The second advantage may be even more important to appreciate, he says, and it pertains to today’s highly competitive drug discovery environment.
“In years past, you often knew whether you had a leadership position on identifying a certain signaling pathway or target,” he says. “Today, whatever target you’re working on, you have to assume that five other companies have also discovered it and are working on it, too. In such cases, a month or two could make the difference between bringing your blockbuster to market and being shut out by a competitor’s patent.”
He adds: “If you have a chance of being two years faster, that puts you in a completely different competitive situation.”
If mice could talk
In addition to the time advantage, Andreas believes that AI can just do a better job of optimizing antibodies across multiple parameters than conventional approaches.
“If you do a mouse campaign to identify an antibody, you can’t tell a mouse, ‘We don’t want just any antibody from you – it has to be highly soluble, have the right binding, the right pH dependence, and so on.’” Andreas says you can get high quality antibodies, but it’s going to take years to get all the characteristics you want.
“With predictive AI approaches, we can optimize antibodies to have many specific parameters all at once.”
“And if our predictions around what we call a Naturalness score are correct, then we can predict things like immunogenicity, which is of huge importance to pharma – making sure you don’t form autoantibodies or any immunogenic reactions.
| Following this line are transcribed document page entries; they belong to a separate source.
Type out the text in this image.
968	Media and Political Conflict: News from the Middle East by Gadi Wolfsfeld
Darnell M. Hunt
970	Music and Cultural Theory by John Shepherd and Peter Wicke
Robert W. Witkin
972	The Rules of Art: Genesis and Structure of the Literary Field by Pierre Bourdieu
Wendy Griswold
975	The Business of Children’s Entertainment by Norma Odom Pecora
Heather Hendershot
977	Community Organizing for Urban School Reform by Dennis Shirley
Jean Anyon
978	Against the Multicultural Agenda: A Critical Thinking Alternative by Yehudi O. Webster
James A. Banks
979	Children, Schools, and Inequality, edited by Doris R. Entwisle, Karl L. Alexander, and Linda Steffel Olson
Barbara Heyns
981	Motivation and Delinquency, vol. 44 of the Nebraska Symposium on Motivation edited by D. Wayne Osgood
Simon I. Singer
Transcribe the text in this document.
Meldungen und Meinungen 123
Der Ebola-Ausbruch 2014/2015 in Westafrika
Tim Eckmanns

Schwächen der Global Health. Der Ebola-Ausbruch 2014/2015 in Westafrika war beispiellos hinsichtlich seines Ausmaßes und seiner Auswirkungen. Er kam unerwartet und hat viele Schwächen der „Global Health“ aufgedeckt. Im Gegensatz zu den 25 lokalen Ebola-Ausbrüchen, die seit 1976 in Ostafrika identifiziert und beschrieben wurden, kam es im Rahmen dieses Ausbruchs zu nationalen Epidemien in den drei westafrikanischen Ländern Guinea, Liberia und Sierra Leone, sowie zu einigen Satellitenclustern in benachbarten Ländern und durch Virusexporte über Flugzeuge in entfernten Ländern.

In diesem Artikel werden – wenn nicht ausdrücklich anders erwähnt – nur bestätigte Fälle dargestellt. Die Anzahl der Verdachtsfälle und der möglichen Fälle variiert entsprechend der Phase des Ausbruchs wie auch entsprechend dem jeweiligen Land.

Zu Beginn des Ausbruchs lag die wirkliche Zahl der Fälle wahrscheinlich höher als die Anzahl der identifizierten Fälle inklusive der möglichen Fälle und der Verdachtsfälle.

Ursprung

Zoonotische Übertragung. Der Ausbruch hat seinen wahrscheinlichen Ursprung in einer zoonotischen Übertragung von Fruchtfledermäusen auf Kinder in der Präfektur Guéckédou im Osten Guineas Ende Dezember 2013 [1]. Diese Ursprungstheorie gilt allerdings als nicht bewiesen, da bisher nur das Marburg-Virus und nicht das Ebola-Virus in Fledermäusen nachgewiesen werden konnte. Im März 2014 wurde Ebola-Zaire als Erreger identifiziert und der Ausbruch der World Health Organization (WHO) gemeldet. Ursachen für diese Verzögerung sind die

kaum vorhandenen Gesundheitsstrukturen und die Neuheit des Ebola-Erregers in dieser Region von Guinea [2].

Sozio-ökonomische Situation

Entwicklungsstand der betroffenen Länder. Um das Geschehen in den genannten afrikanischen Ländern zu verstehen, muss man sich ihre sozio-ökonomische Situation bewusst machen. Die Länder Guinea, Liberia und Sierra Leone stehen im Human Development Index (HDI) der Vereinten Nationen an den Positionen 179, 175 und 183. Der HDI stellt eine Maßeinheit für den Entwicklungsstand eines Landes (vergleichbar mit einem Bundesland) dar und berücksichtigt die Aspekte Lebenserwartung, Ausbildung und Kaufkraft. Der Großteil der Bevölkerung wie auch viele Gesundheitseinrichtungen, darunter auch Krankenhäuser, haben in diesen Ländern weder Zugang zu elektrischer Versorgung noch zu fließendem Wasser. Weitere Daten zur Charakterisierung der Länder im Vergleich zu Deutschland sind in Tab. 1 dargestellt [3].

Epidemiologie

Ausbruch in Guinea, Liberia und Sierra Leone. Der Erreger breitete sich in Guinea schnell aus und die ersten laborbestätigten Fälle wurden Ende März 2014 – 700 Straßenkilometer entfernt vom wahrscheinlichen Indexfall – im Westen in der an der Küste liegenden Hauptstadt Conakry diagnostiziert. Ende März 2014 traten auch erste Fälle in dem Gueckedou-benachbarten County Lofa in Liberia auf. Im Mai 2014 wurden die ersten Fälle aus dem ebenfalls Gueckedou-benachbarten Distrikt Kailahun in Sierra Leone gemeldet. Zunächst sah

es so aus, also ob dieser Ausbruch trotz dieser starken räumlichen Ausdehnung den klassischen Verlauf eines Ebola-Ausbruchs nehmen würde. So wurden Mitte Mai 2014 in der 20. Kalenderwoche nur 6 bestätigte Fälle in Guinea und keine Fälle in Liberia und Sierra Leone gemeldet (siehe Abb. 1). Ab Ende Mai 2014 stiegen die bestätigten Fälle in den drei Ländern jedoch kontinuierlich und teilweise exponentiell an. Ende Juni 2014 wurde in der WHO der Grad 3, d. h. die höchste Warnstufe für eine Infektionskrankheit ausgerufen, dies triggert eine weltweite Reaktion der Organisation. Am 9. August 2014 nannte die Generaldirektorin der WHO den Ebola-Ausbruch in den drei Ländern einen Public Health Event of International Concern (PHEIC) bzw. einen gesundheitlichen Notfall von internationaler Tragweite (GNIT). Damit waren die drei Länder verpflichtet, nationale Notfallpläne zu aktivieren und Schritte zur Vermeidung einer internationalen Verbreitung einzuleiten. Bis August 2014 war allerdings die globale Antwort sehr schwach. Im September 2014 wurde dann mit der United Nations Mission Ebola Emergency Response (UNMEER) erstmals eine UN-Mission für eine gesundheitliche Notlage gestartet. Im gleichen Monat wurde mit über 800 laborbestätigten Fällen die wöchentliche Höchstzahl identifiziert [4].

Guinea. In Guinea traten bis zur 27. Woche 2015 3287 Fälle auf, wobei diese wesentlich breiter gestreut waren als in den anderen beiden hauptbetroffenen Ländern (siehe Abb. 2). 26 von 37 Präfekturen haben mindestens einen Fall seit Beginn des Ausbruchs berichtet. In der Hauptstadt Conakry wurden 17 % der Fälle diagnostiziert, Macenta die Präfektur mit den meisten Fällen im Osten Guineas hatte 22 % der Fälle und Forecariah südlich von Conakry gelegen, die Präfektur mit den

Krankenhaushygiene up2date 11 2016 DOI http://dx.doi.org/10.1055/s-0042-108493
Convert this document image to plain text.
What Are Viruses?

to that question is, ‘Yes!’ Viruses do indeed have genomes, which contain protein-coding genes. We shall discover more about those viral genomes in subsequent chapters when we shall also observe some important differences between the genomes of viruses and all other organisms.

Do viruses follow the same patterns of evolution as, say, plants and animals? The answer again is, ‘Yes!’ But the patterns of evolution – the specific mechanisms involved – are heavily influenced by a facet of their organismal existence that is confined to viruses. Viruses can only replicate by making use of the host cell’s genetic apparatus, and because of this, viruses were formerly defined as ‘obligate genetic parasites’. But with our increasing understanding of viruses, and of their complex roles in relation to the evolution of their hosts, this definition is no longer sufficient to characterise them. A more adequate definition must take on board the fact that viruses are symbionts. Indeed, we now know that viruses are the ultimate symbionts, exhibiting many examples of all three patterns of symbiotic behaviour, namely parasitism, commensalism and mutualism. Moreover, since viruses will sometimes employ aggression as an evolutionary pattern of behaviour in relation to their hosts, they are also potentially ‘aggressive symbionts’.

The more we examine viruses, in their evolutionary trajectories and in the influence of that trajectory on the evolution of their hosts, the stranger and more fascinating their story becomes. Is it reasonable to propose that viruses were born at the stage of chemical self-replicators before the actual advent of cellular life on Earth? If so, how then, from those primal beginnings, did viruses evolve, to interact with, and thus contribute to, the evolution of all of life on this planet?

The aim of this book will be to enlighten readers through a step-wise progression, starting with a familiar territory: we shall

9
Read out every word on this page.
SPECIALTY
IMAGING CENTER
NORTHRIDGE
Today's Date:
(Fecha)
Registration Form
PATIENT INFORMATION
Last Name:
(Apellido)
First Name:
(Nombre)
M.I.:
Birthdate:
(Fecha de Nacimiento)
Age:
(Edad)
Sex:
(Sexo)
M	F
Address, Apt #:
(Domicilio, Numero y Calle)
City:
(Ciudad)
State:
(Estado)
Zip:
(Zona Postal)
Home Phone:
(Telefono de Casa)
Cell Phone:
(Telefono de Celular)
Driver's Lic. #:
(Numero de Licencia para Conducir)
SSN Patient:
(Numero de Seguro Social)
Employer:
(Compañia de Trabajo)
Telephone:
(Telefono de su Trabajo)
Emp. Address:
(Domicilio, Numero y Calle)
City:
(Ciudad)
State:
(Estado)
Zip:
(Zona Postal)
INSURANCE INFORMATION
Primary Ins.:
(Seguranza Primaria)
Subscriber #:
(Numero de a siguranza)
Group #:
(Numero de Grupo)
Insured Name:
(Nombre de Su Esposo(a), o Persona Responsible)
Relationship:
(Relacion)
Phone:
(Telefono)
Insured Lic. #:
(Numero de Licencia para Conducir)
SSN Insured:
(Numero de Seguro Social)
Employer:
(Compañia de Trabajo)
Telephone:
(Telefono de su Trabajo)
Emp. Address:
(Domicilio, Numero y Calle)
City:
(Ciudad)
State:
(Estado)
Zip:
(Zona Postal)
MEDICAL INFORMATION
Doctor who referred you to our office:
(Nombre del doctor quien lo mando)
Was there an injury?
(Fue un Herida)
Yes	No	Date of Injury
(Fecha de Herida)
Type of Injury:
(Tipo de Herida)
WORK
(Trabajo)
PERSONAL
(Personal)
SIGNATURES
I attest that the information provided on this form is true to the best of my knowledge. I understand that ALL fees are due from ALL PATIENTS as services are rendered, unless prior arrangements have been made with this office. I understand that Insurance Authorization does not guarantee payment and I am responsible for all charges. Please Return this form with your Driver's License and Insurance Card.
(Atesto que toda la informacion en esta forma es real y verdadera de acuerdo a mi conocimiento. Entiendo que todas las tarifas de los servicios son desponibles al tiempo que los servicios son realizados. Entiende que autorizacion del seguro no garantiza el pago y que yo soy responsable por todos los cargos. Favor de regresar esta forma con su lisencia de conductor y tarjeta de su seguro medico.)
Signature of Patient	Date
That’s a huge value to the drugmaker.”
IP opportunities through AI
Andreas believes that because generative AI can also provide numerous highly diverse sequences that bind the same epitope, a drugmaker’s IP estate has the potential to be meaningfully expanded.
“The zero-shot AI approach is a method that specifically removes any training data for the specific targets of interest,” Andreas explains. “So we’re teaching it the general principles of good antibody design, but we’re not biasing it toward known antibody sequences in existing libraries.”
Andreas says that this approach generates designs that are quite diverse compared to known antibodies, giving drug makers greater opportunities with regard to patent estate strategy.
In our recent bioRxiv manuscript, we showed how we can use zero-shot generative AI to design HCDR3 regions for trastuzumab with extreme edit distances and higher affinities.
”When we do talk to partners about patent opportunities, they understand the potential value really well.”
Creating drugs at the speed of AI
The field of AI drug discovery is moving fast and changing the way drugmakers think about technology partnerships, addressable markets, and the drug discovery process itself. It’s moving so fast, in fact, that Andreas believes we’re shifting from a paradigm of drug discovery to one of drug creation.
“First serving on Absci’s Board, and now as Chief Innovation Officer, I’m more convinced than ever that Absci is dismantling the paradigm of drug discovery with generative AI,” says Andreas, “allowing us to achieve our vision to go from discovering or finding drugs within existing libraries to creating drugs in silico on a computer.”